閉学 あすは我が身…元学長は憂う「二年制に固執したら未来はない」 待ったなし県立短大改革 県内私立四大との競合ネックか

2025/01/31 18:03
鹿児島県立短期大学=鹿児島市下伊敷1丁目
鹿児島県立短期大学=鹿児島市下伊敷1丁目
 学生募集に苦戦する鹿児島県立短期大(鹿児島市)の活性化に向け、県が設置した有識者による検討委員会は、2月にも提言書をまとめる。「四年制化は前提としない」という県の意向をくみながら進んだ議論。かつて改革を訴えた元学長は、どう見ているのか。2010~15年度に学長を務めた種村完司さん(78)に課題や理想像を聞いた。(連載「県短大活性化~元学長の提言」㊤から)

 -県短の現状をどう見ているか。

 「受験者減の勢いに驚いている。1部(昼間)は2017年の510人から、24年は362人まで減った。女性の四年制大志向が急激に強まっている現状を直視すべきだ。国公立大志望の若者が近隣県に流出しており、本当にもったいない。学長時代、県内の高校関係者と会えば『四年制化はまだですか?』と必ず聞かれた。鹿児島純心女子短期大が26年度以降の募集停止を決めたのも、いかに短大が苦しいかを示している」

 -四年制化の議論は長年繰り返されてきたが、実現していない。

 「一番のネックは県内私立大との競合だろう。私立側は、県短が四年制になれば『パイ(学生)を奪われる』と懸念している。ある私大の経営陣から直接『四年制化はやめてくださいね』と言われたこともある。県は、本当に競合するかどうか調査し、すみ分けの道筋を探るべきだ」

 -他の要因は。

 「初期投資が必要となるため、県財政を圧迫する恐れがある。県から出向してきた職員に『県にはお金がない』と、よく言われた。短大から四年制化した公立大の中には、既存施設を活用して経費を抑えた例があり、調査・研究すべきだ。長年実現しないことで、学内には疲弊感や無力感もある。14年に県短の教員に行った意向調査では、3分の2が『短大のままではよくない』と考えていた。一方で四年制となれば、より研究成果や業績が問われるので後ろ向きな人もいた」

 -県は、四年制化した場合、若者の県内定着に悪影響が出ると懸念している。

 「県外から学生が来てくれれば喜ばしいこと。

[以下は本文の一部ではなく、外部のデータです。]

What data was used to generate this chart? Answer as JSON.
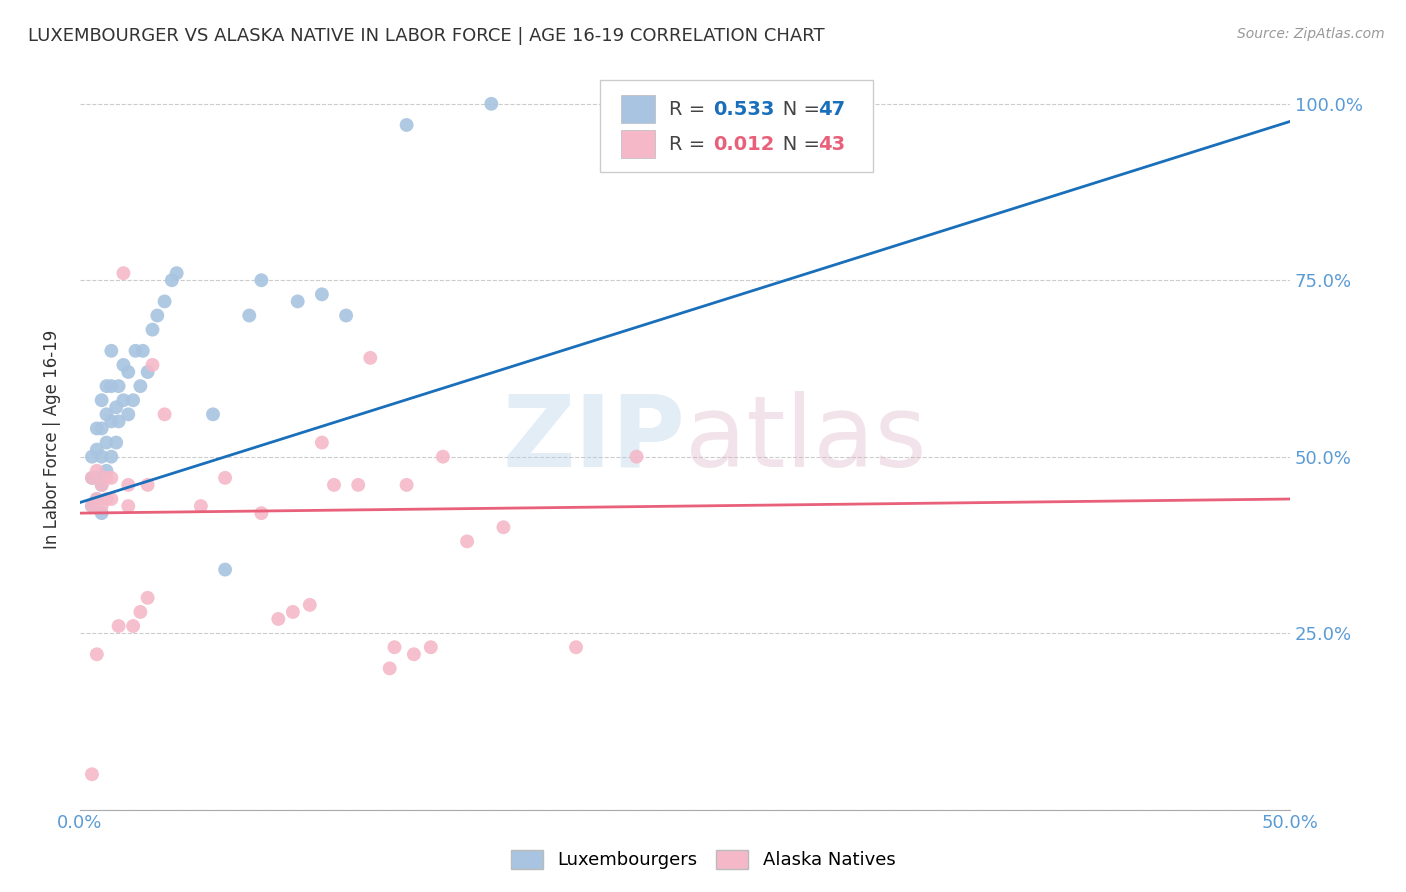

企業と連携するなど、県内に就職して定着してもらう努力が必要だ」

 -県に求めることは。

 「すぐに全学科を四年制化するのが難しいならば、食物栄養専攻だけでも早急に管理栄養士の受験資格が得られる道を開いてほしい。短大では栄養士の資格しか取れず、優秀な学生がとても苦労している」

 「学長在任中、設置者である県に定期的な意見交換の場を求め、当時の副知事や総務部長に四年制化の要求を続けたが、まともに受け止めてもらえなかった。遅まきながら検討委が設置されたので注目しているが、短大のままでという方針に固執するなら、必ずや時代に取り残される。必要なのは、鹿児島の高等教育政策の在り方など、未来志向の幅広く公正な議論だ」



 たねむら・かんじ 1946年名古屋市生まれ。京都大大学院文学研究科博士課程単位取得。社会学博士(一橋大)。77年から鹿児島大教育学部で教壇に立つ。鹿大副学長などを経て、2010年から6年間、県立短大学長を務めた。鹿児島市。